The Difficulties Associated with Diagnosing Depression in PD

It can sometimes be difficult to make a diagnosis of depression in the setting of PD. This is, in part, because many symptoms of depression (e.g. slowed movements, sleep disturbances) may also be seen in non-depressed PD patients. It is also not clear how closely depression in PD resembles depression seen in non-PD patients. Furthermore, there are some aspects of PD that must be kept in mind when attempting to evaluate depression in PD. For example, many patients with PD who have fluctuations in their motor function also have fluctuations in their mood. These individuals may look and act very differently depending on their motor and mood state.

The reasons for ensuring diagnostic accuracy include the following:

  1. To make sure that we are capturing all depressed PD patients with our current criteria so that they be diagnosed and treated.

  2. To make sure that we are not diagnosing depression based on symptoms that, while part of the current depression criteria are not due to depression in those particular patients. Symptoms that can be seen in both depressed and non-depressed PD patients include sleep disturbance, apathy, diminished concentration and slowed thinking and movements.

Some participants suggested excluding these symptoms from the current diagnostic criteria but others argued that modifying the criteria would be premature because we lack evidence on which to base any change in existing criteria. For example, we really don't know for sure that PD patients with depression are any more anxious than other patients who are the same age, nor do we know if (and to what extent) symptoms such as sleep disturbance and diminished concentration are part of the depressive syndrome in PD.

Depression Rating Scales

Another goal of the meeting was determine whether or not current depression rating scales are adequate in this population. Rating scales can either be self-administered (e.g. Beck Depression Inventory) or administered by an examiner in the form of an interview (Hamilton Depression Rating Scale). Rating scales are not used to diagnose depression. Their uses include the following:

Several participants reviewed the use of various depressions rating scales in PD and provided some fairly compelling evidence that, the existing scales are both valid (are measuring what they are supposed to measure) and reliable (measure the same thing each time they are used).

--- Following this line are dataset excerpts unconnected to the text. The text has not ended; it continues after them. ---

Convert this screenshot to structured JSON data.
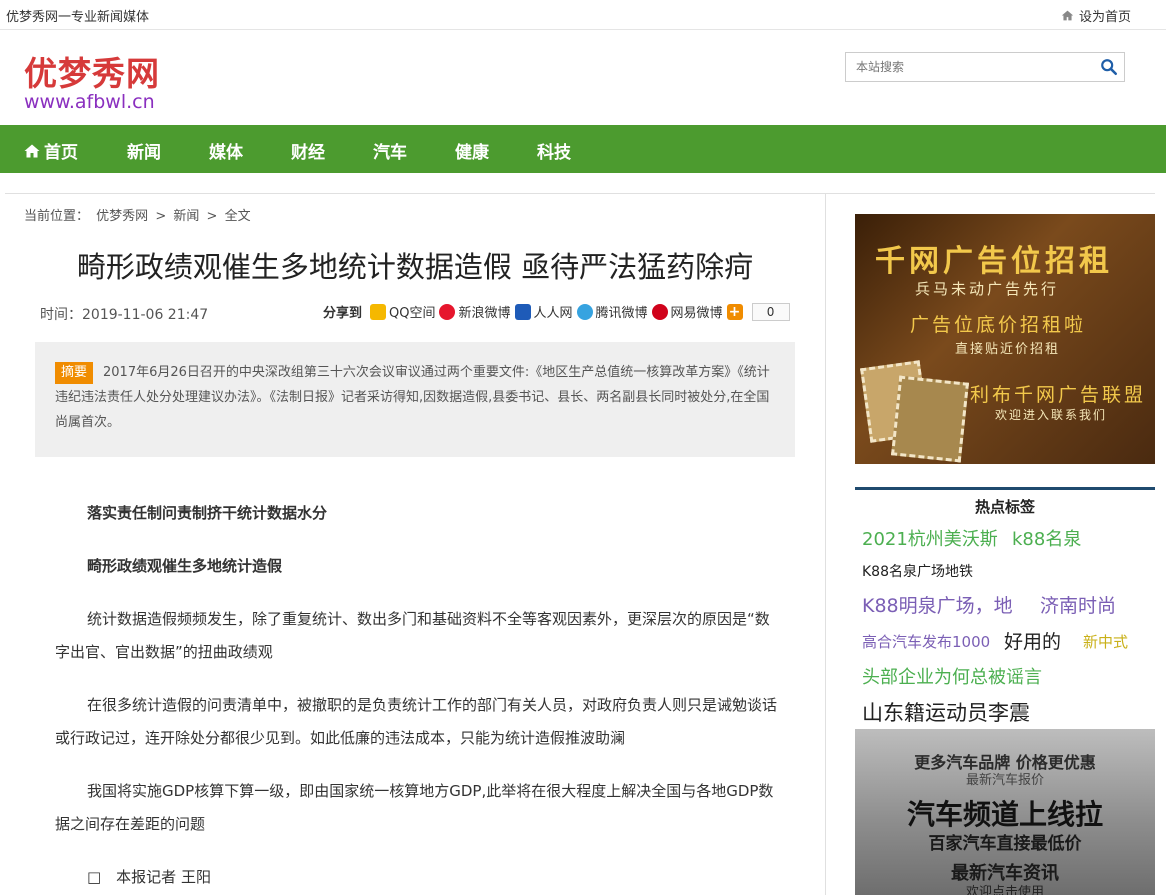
{
  "topbar": {
    "tagline": "优梦秀网一专业新闻媒体",
    "set_home": "设为首页"
  },
  "header": {
    "logo": "优梦秀网",
    "url": "www.afbwl.cn",
    "search_placeholder": "本站搜索"
  },
  "nav": {
    "items": [
      "首页",
      "新闻",
      "媒体",
      "财经",
      "汽车",
      "健康",
      "科技"
    ]
  },
  "breadcrumb": {
    "label": "当前位置：",
    "path": [
      "优梦秀网",
      ">",
      "新闻",
      ">",
      "全文"
    ]
  },
  "article": {
    "title": "畸形政绩观催生多地统计数据造假 亟待严法猛药除疴",
    "time": "时间：2019-11-06 21:47",
    "share_label": "分享到",
    "share_items": [
      "QQ空间",
      "新浪微博",
      "人人网",
      "腾讯微博",
      "网易微博"
    ],
    "share_count": "0",
    "summary_badge": "摘要",
    "summary": "2017年6月26日召开的中央深改组第三十六次会议审议通过两个重要文件:《地区生产总值统一核算改革方案》《统计违纪违法责任人处分处理建议办法》。《法制日报》记者采访得知,因数据造假,县委书记、县长、两名副县长同时被处分,在全国尚属首次。",
    "paragraphs": [
      "落实责任制问责制挤干统计数据水分",
      "畸形政绩观催生多地统计造假",
      "统计数据造假频频发生，除了重复统计、数出多门和基础资料不全等客观因素外，更深层次的原因是“数字出官、官出数据”的扭曲政绩观",
      "在很多统计造假的问责清单中，被撤职的是负责统计工作的部门有关人员，对政府负责人则只是诫勉谈话或行政记过，连开除处分都很少见到。如此低廉的违法成本，只能为统计造假推波助澜",
      "我国将实施GDP核算下算一级，即由国家统一核算地方GDP,此举将在很大程度上解决全国与各地GDP数据之间存在差距的问题",
      "□　本报记者 王阳"
    ]
  },
  "sidebar": {
    "ad1": {
      "line1": "千网广告位招租",
      "line2": "兵马未动广告先行",
      "line3": "广告位底价招租啦",
      "line4": "直接贴近价招租",
      "line5": "利布千网广告联盟",
      "line6": "欢迎进入联系我们"
    },
    "hot_title": "热点标签",
    "tags": [
      {
        "text": "2021杭州美沃斯",
        "color": "#4caf50"
      },
      {
        "text": "k88名泉",
        "color": "#4caf50"
      },
      {
        "text": "K88名泉广场地铁",
        "color": "#222222"
      },
      {
        "text": "K88明泉广场，地",
        "color": "#7b5fb5"
      },
      {
        "text": "济南时尚",
        "color": "#7b5fb5"
      },
      {
        "text": "高合汽车发布1000",
        "color": "#7b5fb5"
      },
      {
        "text": "好用的",
        "color": "#222222"
      },
      {
        "text": "新中式",
        "color": "#c9b018"
      },
      {
        "text": "头部企业为何总被谣言",
        "color": "#4caf50"
      },
      {
        "text": "山东籍运动员李震",
        "color": "#222222"
      }
    ],
    "ad2": {
      "line1": "更多汽车品牌 价格更优惠",
      "line2": "最新汽车报价",
      "line3": "汽车频道上线拉",
      "line4": "百家汽车直接最低价",
      "line5": "最新汽车资讯",
      "line6": "欢迎点击使用"
    }
  }
}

It was the consensus of the group that the examiner should count every symptom, rather than try to determine whether or not a symptom is due to depression or due to some other aspect of PD. For example, patients with problems sleeping would get points on the rating scales for sleep disturbances, regardless of whether their insomnia was perceived to be due to worrying or tremor.

Treatment of Depression in PD

The meeting did not address treatment of depression in PD but the group agreed that we need to 1) increase awareness of depression in PD and 2) determine the best way to treat PD patients with depression. Despite the large number of PD patients suffering from depression, there have been no rigorous studies of antidepressant medications in this disease. Fortunately, one clinical trial is underway and another multicenter clinical trial is planned to start in April 2004.